Но потом пришло письмо. Адрес на конверте был написан его рукой, и новая надежда, ослепительная и невозможная, взорвалась у нее в душе, когда она увидела эти почти квадратные буквы, начертанные четко и твердо, без наклона; поэтому таким немыслимым ужасом ударила ее первая строчка на хрустящем листке, который она неповинующимися пальцами вытащила из разорванного наискось конверта: «Любимая, это письмо ты получишь, когда меня не будет в живых…»
Она лежала сейчас в пустой барачной комнате, пропахшей дезинфекцией и каменноугольным дымом, и продолжала свой безысходный спор с мертвым. Неужели прав этот циничный мальчишка Гейм? Эрих, ведь ровно ничего не дала твоя гибель, гибель твоих товарищей, ведь действительно бессмысленной оказалась ваша жертва!

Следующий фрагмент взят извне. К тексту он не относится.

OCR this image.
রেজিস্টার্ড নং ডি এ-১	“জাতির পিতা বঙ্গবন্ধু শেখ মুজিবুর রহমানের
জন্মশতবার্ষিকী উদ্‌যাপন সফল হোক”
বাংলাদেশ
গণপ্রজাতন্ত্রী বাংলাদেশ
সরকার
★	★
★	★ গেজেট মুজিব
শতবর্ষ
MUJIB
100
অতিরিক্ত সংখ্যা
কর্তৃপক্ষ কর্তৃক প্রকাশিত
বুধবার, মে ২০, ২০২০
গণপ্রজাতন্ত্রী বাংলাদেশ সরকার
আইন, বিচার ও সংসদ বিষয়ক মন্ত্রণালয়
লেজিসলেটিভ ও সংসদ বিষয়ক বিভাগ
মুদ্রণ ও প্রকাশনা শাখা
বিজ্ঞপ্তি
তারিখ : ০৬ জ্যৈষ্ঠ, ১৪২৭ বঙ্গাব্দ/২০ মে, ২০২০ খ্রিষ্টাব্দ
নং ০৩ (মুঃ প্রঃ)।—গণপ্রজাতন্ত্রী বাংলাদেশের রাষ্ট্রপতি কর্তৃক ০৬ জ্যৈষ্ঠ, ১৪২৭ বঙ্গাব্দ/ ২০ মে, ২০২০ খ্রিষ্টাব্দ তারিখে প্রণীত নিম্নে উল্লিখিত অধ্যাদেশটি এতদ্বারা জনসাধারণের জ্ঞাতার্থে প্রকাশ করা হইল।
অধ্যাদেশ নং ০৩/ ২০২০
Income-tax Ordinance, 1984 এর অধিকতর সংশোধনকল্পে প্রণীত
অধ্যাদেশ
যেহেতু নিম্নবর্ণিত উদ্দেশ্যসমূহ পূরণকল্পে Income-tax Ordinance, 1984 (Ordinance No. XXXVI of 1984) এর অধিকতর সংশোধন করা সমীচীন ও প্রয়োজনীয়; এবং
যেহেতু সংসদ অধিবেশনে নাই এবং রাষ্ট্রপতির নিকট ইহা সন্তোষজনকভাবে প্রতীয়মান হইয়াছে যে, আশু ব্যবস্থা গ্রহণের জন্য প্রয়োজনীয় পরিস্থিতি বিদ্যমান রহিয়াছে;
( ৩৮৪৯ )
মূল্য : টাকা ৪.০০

«Бессмысленных жертв нет, — возражали ей строчки, начертанные прямым уверенным почерком, — всякая жертва имеет смысл, даже если он не виден современникам. Сейчас, примирившись с мыслью, что завтра я могу умереть и что, более того, нам даже не удастся осуществить задуманное, я не сожалею ни о чем. Кроме горя, которое моя смерть причинит тебе. Прости меня за это, любимая, иначе я не мог…»
Но почему, почему? Боже мой, почему «не мог» — какая в этом логика, какой смысл? Какая, наконец, польза, если всякий раз гибнут лучшие из лучших, оставляя место трусам, приспособленцам, самому ничтожному человеческому отребью! Как могла тебе прийти в голову эта мысль, мой любимый, эта нелепая убежденность, что ты «не можешь» — чего? Жить? Работать? Любить? Ведь этот ужас скоро кончится, Эрих, ну что тебе стоило — еще несколько месяцев, и все будет по-другому, — почему, почему ты не захотел дождаться…
Утром та же неутомимая Гудрун принесла Людмиле несколько формуляров, помогла правильно их заполнить и сказала, что теперь все это нужно отнести к фрау Крумхоф, инспектору эн-эс-фау.
— Может быть, вы могли бы при случае сами их передать? — спросила Людмила, пытаясь избежать лишней встречи с властями. — Мне просто неудобно отнимать у нее время такими пустяками…
— Я бы с удовольствием, — ответила Гудрун, — но фрау инспектор велела, чтобы вы обязательно пришли сами.
— А, ну хорошо, — небрежно сказала Людмила, почувствовав укол беспокойства. — Не совсем понимаю, правда, зачем я ей понадобилась…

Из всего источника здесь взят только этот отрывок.